Written by Remmie Monahan, Business Development Associate
Recently I attended AWWA/WEF’s Young Professionals summit. The theme for the 2022 YP Summit was creative resiliency. This was a really interesting topic to me and the more I thought and learned about the meaning of creative resiliency, I realized how much the two go hand in hand. Resilient solutions require creative actions. As a human race, we have always had to be resilient and we have all had to be especially resilient over the past two years, thinking creatively to keep our personal and professional lives progressing even when it felt like the world had stopped. Our resiliency is rooted in the creative ways we have come up with to remotely build company culture, interact with clients, care for loved ones, and so much more.
During one of the sessions at the summit, we were asked to write down all of the challenges we have had to overcome over the past two years. I thought back to both my personal and professional life and I realized just how many times I have had to be resilient. This was incredibly eye-opening, because I was now looking at a list of acts of resiliency, both large acts and small. We then thought back to the creativity needed in order to overcome those challenges. Again, this made me realize how interconnected the concept of creative resiliency truly is. We see creative resiliency being demonstrated in all aspects of our lives and looking at the water industry, we see no exception. The water industry has faced, and is facing a lot of challenges, and the more complicated the challenge, the more creativity needed in order to be resilient. I saw a glimpse of this creativity when connecting with other young professionals. And while yes, the industry is typically slow to adopt, we have seen creative resiliency in challenges such as sustainability- creative solutions have changed the ways we treat water, test it, monitor it, reuse it, conserve it, and so much more. One of the takeaways of this session that resonated with me was Dr. Celia Earle’s 10 rules to resiliency. They capture actions we can take in order to become more resilient. These are applicable not only in our jobs, and the water industry, but in our personal lives as well.

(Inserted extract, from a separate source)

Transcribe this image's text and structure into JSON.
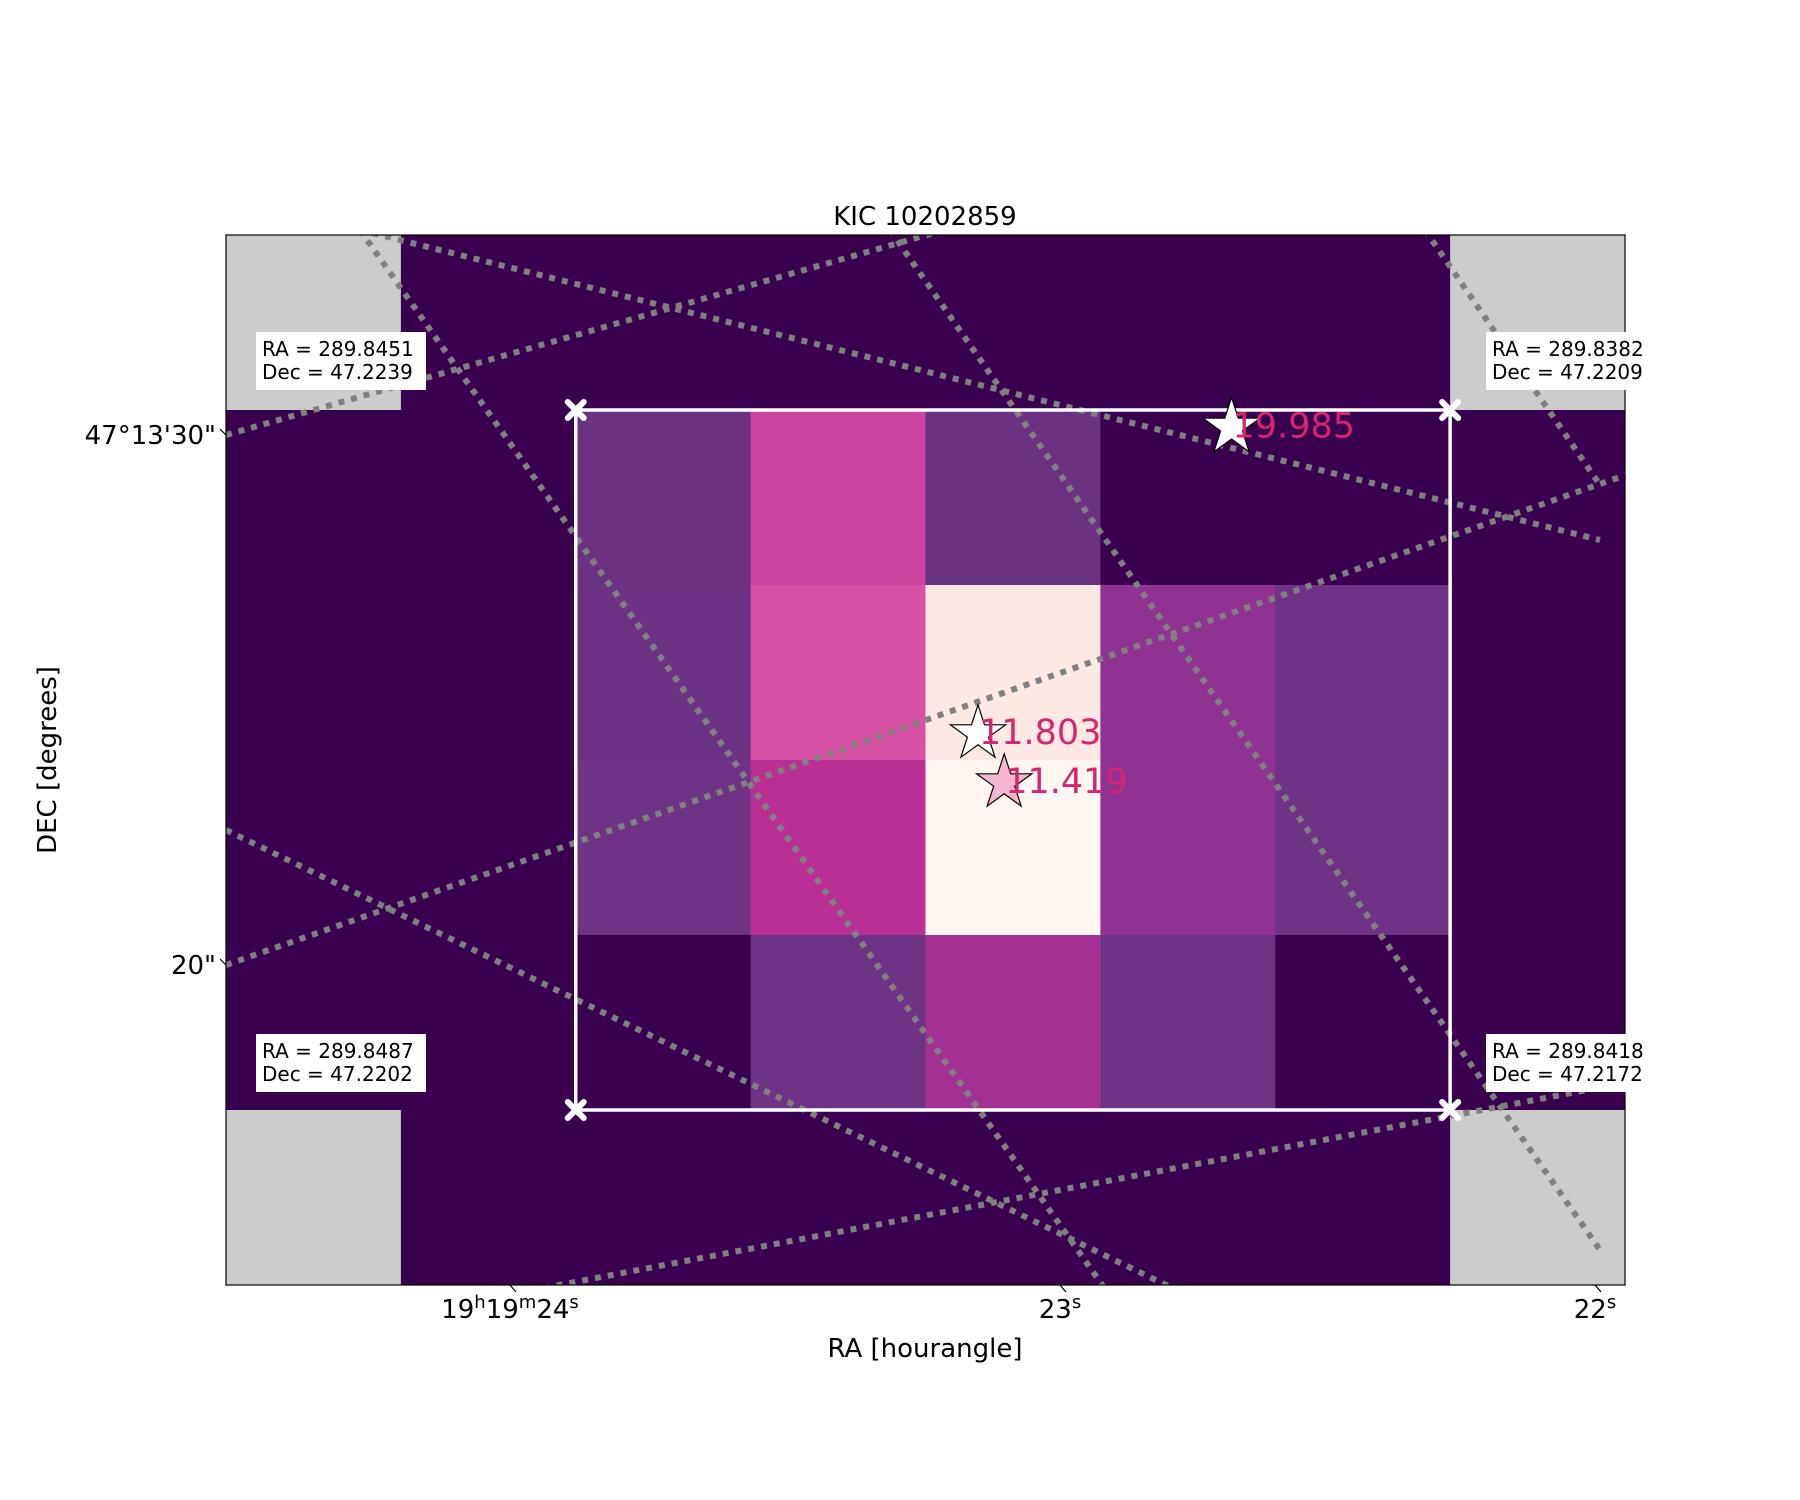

Dr. Celia Earle’s 10 Rules to Resiliency:
1. Be a team player
2. Work hard, even when no one is watching
3. Always volunteer
4. Learn to juggle projects
5. Do not break projects
6. Get to know staff at all levels of a client organization
7. Treat everyone with respect
8. Keep learning
9. Be a role model/mentor
10. Pay it forward
One of the most valuable things I was able to gain throughout the summit was perspective from other professionals in the industry. I have only been in the water industry for about a year and at Transcend, we are currently focused on wastewater, so I have been able to learn a lot about what goes on inside the fence of a wastewater treatment plant, but in connecting with others, I was able to see a much broader picture of the industry, learning more about the challenges we are facing inside the fence versus outside the fence, municipal and industrial solutions, drinking water, etc. It was really enlightening to better understand how other companies do (or don’t) work together, how industry trends affect them in different ways, and the variety of technologies used to treat the many types of water. The opportunity to sit around one table with sales engineers, business development associates, and process engineers from across the country in multiple sectors of the industry was one of my favorite parts of the YP Summit. I sat with professionals from municipalities, engineering firms, software companies, and technology providers and I was able to hear in detail about their jobs, how they interact with one another, as well as their thoughts on innovation in the industry. We also got the opportunity to work as a team to brainstorm a solution of a challenge the industry is facing. As we discussed what would be the best solution, I was able to learn about how different companies are funded, how and where solutions are applicable, how different companies follow industry trends, how they’re affected by regulation change, and what innovation means to both them and their company. All of this factored into the many ideas we brainstormed. This activity is where we were able to truly share perspectives and by working together, using what we had learned about creative resiliency, we were able to reach a solution for our challenge.
I also participated in a service project in partnership with Toho Water Authority and Hope Commons. Hope Commons is a non-profit that aims to provide a holistic continuum of care to end homelessness and poverty in Central Florida. Their building serves as a safe place for people to access identification services, information about job opportunities, internet services, showers, and even rapid rehousing. We were able to help restore the outside of their building. We spent the afternoon cleaning, planting, mulching, and painting to be able to provide Hope Commons with an inviting feel for the clients they are serving. I loved being able to connect with the local community. The impact that Hope Commons is leaving on people on the communities is truly inspiring and I was so thankful that I was able to be a part of this project. Overall, I left the YP Summit feeling very inspired about the future of this industry and thankful for the experiences and connections I was able to create.